3:38 I don't know. Where do we pass more information? So the p, the p comes from sort passing. When it calls the key function,
3:46 it passes one of the items and says, "give me the key", given one of the items in the list. And then it's gonna use the sort, right?
3:54 Where's our additional information? So what if we wanted to say, Oh, there's a cutoff,
3:59 and if you're over 30, we're going to show the oldest people first, sort descending. If
4:03 you're gonna be under 30, we're gonna show the newest, so sort ascending.
4:08 What we can do is, instead of passing a function, a variable to this function, we can capture it through a closure. Okay, so what we can say is
4:17 "we want this, if p.age is greater than cutoff. else, we're just going to sort ascending with p.age".
4:25 So if you're over 30, we're gonna sort you descending, if you're under 30, we're gonna sort you ascending. How is this variable passed to this function
4:36 when it gets called? You can see PyCharm thinks they're the same. It's highlighting it. If we run it, we should be getting what we're looking for.
4:43 Let me do a little separator. Over here, we have for the old people, Jake, and then Zoe, and then Matt. And then it flips. For the younger people,
4:53 it's Jake, young Jake, and then Lily, and then Sarah. So the younger people are sorted ascending. The older people are sorted descending.

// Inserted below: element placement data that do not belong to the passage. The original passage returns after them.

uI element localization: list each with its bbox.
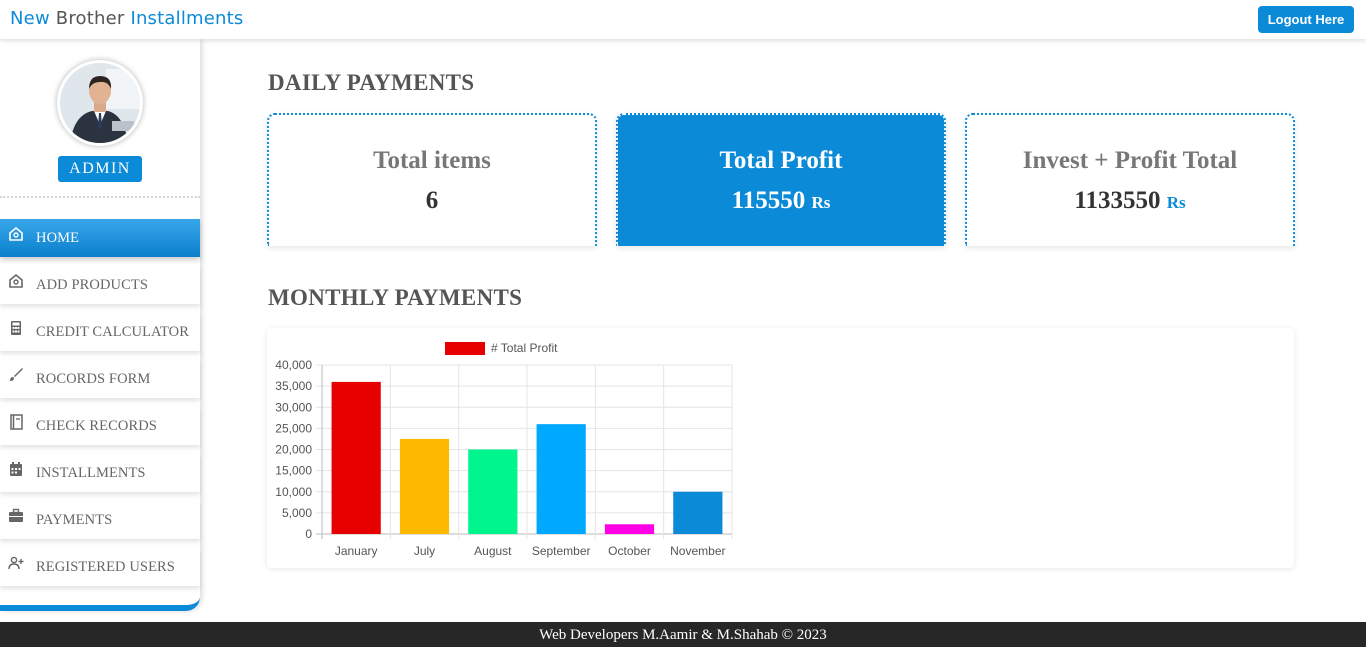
sidebar-item-label: PAYMENTS — [36, 511, 113, 528]
card-unit: Rs — [1166, 193, 1186, 212]
y-tick-label: 10,000 — [275, 485, 312, 499]
x-tick-label: August — [474, 544, 512, 558]
monthly-payments-title: MONTHLY PAYMENTS — [268, 285, 523, 310]
card-number: 6 — [425, 187, 439, 214]
card-title: Invest + Profit Total — [1022, 147, 1238, 174]
card-number: 115550 — [731, 187, 806, 214]
sidebar-item-label: CREDIT CALCULATOR — [36, 323, 190, 340]
x-tick-label: November — [670, 544, 725, 558]
calculator-icon — [0, 313, 36, 351]
invest-profit-total-card: Invest + Profit Total 1133550 Rs — [965, 113, 1295, 246]
chart-bar — [399, 438, 450, 534]
brand-word-1: New — [10, 8, 50, 29]
card-value: 6 — [269, 187, 595, 215]
sidebar-item-label: HOME — [36, 229, 80, 246]
y-tick-label: 25,000 — [275, 421, 312, 435]
brush-icon — [0, 360, 36, 398]
total-profit-card: Total Profit 115550 Rs — [616, 113, 946, 246]
sidebar-item-add-products[interactable]: ADD PRODUCTS — [0, 266, 200, 304]
sidebar: ADMIN HOME ADD PRODUCTS CREDIT CALCULATO… — [0, 39, 200, 611]
user-add-icon — [0, 548, 36, 586]
top-bar: New Brother Installments Logout Here — [0, 0, 1366, 39]
y-tick-label: 30,000 — [275, 400, 312, 414]
home-icon — [0, 266, 36, 304]
y-tick-label: 5,000 — [282, 506, 312, 520]
card-number: 1133550 — [1074, 187, 1161, 214]
sidebar-item-registered-users[interactable]: REGISTERED USERS — [0, 548, 200, 586]
card-value: 1133550 Rs — [967, 187, 1293, 215]
card-unit: Rs — [811, 193, 831, 212]
chart-bar — [468, 449, 518, 534]
sidebar-item-label: REGISTERED USERS — [36, 558, 175, 575]
sidebar-item-label: CHECK RECORDS — [36, 417, 157, 434]
card-title: Total Profit — [719, 147, 843, 174]
daily-payments-title: DAILY PAYMENTS — [268, 70, 475, 95]
logout-button[interactable]: Logout Here — [1258, 6, 1354, 33]
notebook-icon — [0, 407, 36, 445]
chart-bar — [536, 424, 586, 534]
admin-badge: ADMIN — [58, 156, 142, 182]
card-title: Total items — [373, 147, 491, 174]
sidebar-item-label: INSTALLMENTS — [36, 464, 146, 481]
calendar-icon — [0, 454, 36, 492]
y-tick-label: 15,000 — [275, 464, 312, 478]
footer: Web Developers M.Aamir & M.Shahab © 2023 — [0, 622, 1366, 647]
briefcase-icon — [0, 501, 36, 539]
y-tick-label: 40,000 — [275, 358, 312, 372]
x-tick-label: October — [608, 544, 651, 558]
sidebar-item-check-records[interactable]: CHECK RECORDS — [0, 407, 200, 445]
y-tick-label: 20,000 — [275, 443, 312, 457]
chart-bar — [331, 381, 381, 534]
monthly-profit-chart: 0 5,000 10,000 15,000 20,000 25,000 30,000 35,0… — [275, 341, 733, 558]
legend-swatch — [445, 342, 485, 355]
avatar — [57, 60, 143, 146]
y-tick-label: 0 — [305, 527, 312, 541]
sidebar-divider — [0, 196, 200, 198]
home-icon — [0, 219, 36, 257]
app-brand[interactable]: New Brother Installments — [10, 8, 243, 29]
sidebar-item-installments[interactable]: INSTALLMENTS — [0, 454, 200, 492]
total-items-card: Total items 6 — [267, 113, 597, 246]
y-tick-label: 35,000 — [275, 379, 312, 393]
x-tick-label: January — [335, 544, 378, 558]
sidebar-item-records-form[interactable]: ROCORDS FORM — [0, 360, 200, 398]
chart-bar — [604, 524, 655, 534]
monthly-chart-panel: 0 5,000 10,000 15,000 20,000 25,000 30,000 35,0… — [267, 328, 1294, 568]
sidebar-item-credit-calculator[interactable]: CREDIT CALCULATOR — [0, 313, 200, 351]
brand-word-2: Brother — [55, 8, 125, 29]
sidebar-item-label: ROCORDS FORM — [36, 370, 151, 387]
sidebar-item-payments[interactable]: PAYMENTS — [0, 501, 200, 539]
brand-word-3: Installments — [130, 8, 244, 29]
sidebar-item-label: ADD PRODUCTS — [36, 276, 148, 293]
chart-bar — [673, 491, 723, 534]
x-tick-label: September — [532, 544, 591, 558]
sidebar-item-home[interactable]: HOME — [0, 219, 200, 257]
x-tick-label: July — [414, 544, 435, 558]
legend-label: # Total Profit — [491, 341, 558, 355]
card-value: 115550 Rs — [618, 187, 944, 215]
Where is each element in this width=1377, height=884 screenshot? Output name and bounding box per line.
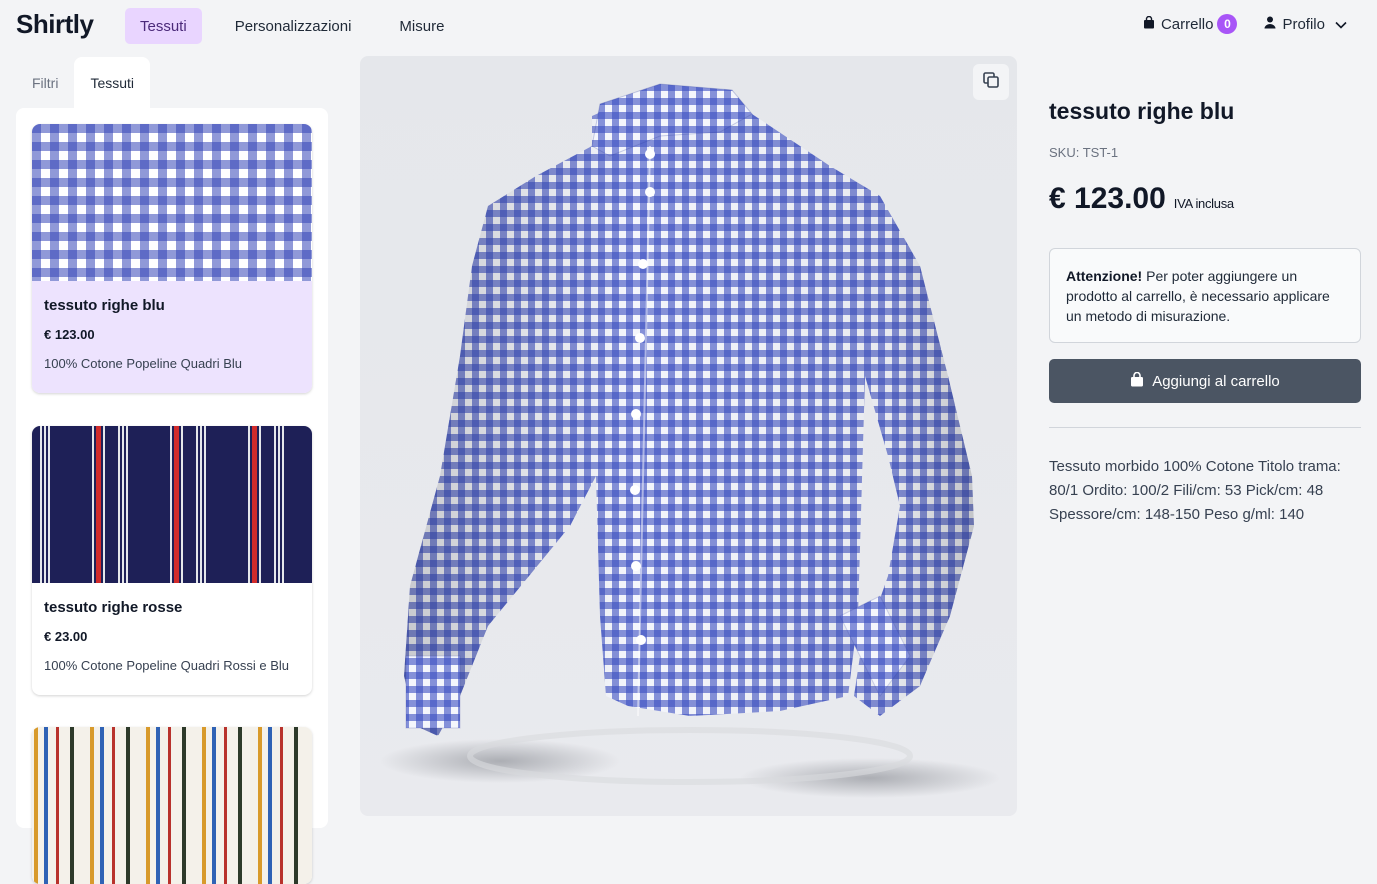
profile-label: Profilo: [1282, 15, 1325, 33]
fabric-name: tessuto righe blu: [44, 297, 165, 314]
tab-tessuti[interactable]: Tessuti: [74, 57, 151, 108]
product-sku: SKU: TST-1: [1049, 145, 1119, 160]
fabric-card-tessuto-righe-rosse[interactable]: tessuto righe rosse € 23.00 100% Cotone …: [32, 426, 312, 695]
nav-item-tessuti[interactable]: Tessuti: [125, 8, 202, 44]
price-row: € 123.00 IVA inclusa: [1049, 182, 1361, 216]
fabric-price: € 23.00: [44, 629, 88, 644]
nav-item-personalizzazioni[interactable]: Personalizzazioni: [220, 8, 367, 44]
add-to-cart-label: Aggiungi al carrello: [1152, 372, 1280, 390]
cart-label: Carrello: [1160, 15, 1214, 33]
fabric-price: € 123.00: [44, 327, 95, 342]
fabric-list-panel: tessuto righe blu € 123.00 100% Cotone P…: [16, 108, 328, 884]
fabric-card-tessuto-righe-blu[interactable]: tessuto righe blu € 123.00 100% Cotone P…: [32, 124, 312, 393]
fabric-name: tessuto righe rosse: [44, 599, 183, 616]
profile-menu[interactable]: Profilo: [1264, 16, 1347, 33]
tab-filtri[interactable]: Filtri: [16, 57, 74, 108]
nav-item-misure[interactable]: Misure: [384, 8, 459, 44]
shopping-bag-icon: [1143, 15, 1155, 33]
fabric-swatch-multicolor-stripes: [32, 727, 312, 884]
chevron-down-icon: [1335, 16, 1347, 33]
product-price: € 123.00: [1049, 182, 1166, 215]
fabric-swatch-navy-red-stripes: [32, 426, 312, 583]
shirt-preview-viewer: [360, 56, 1017, 816]
vat-note: IVA inclusa: [1173, 196, 1234, 211]
fabric-description: 100% Cotone Popeline Quadri Rossi e Blu: [44, 658, 289, 673]
sidebar-tabs: Filtri Tessuti: [16, 57, 151, 108]
user-actions: Carrello 0 Profilo: [1143, 14, 1347, 34]
shopping-bag-icon: [1130, 371, 1144, 391]
user-icon: [1264, 16, 1276, 33]
app-logo[interactable]: Shirtly: [16, 9, 94, 40]
measurement-warning-alert: Attenzione! Per poter aggiungere un prod…: [1049, 248, 1361, 343]
product-detail-panel: tessuto righe blu SKU: TST-1 € 123.00 IV…: [1049, 98, 1361, 527]
divider: [1049, 427, 1361, 428]
fabric-description: 100% Cotone Popeline Quadri Blu: [44, 356, 243, 371]
product-description: Tessuto morbido 100% Cotone Titolo trama…: [1049, 458, 1341, 523]
fabric-card-multicolor-stripes[interactable]: [32, 727, 312, 884]
product-title: tessuto righe blu: [1049, 98, 1235, 124]
alert-title: Attenzione!: [1066, 268, 1143, 284]
copy-squares-icon: [982, 71, 1000, 94]
cart-count-badge: 0: [1217, 14, 1238, 34]
main-nav: Tessuti Personalizzazioni Misure: [125, 8, 477, 44]
shirt-preview-image: [380, 83, 1000, 798]
view-toggle-button[interactable]: [973, 64, 1009, 100]
top-navigation-bar: Shirtly Tessuti Personalizzazioni Misure…: [0, 0, 1377, 54]
add-to-cart-button[interactable]: Aggiungi al carrello: [1049, 359, 1361, 403]
fabric-swatch-blue-gingham: [32, 124, 312, 281]
cart-link[interactable]: Carrello 0: [1143, 14, 1238, 34]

5:01 This is completely confusing and you would never do it as a way of organizing your
5:05 data, probably. The point is to show that if you wanted to do something non-standard, something extra, when provided additional information,
5:14 you can take this variable, pass it off over there, and then call that function, right? The only parameters being passed to this function
5:22 are p, but it actually is working with two parts of data: p and cutoff. That's awesome. So this concept here is a closure. And this ability to
5:32 have functions like reach around them and grab onto these is really interesting.
5:37 It's practical in cases like this where I just need a little extra information to decide something, and then off it goes.
5:45 We'll see that this can lead to problems with memory. But for now, let's just take a step back and see how cool it is
5:51 that we can pass along these extra pieces of data through a side channel called "closures".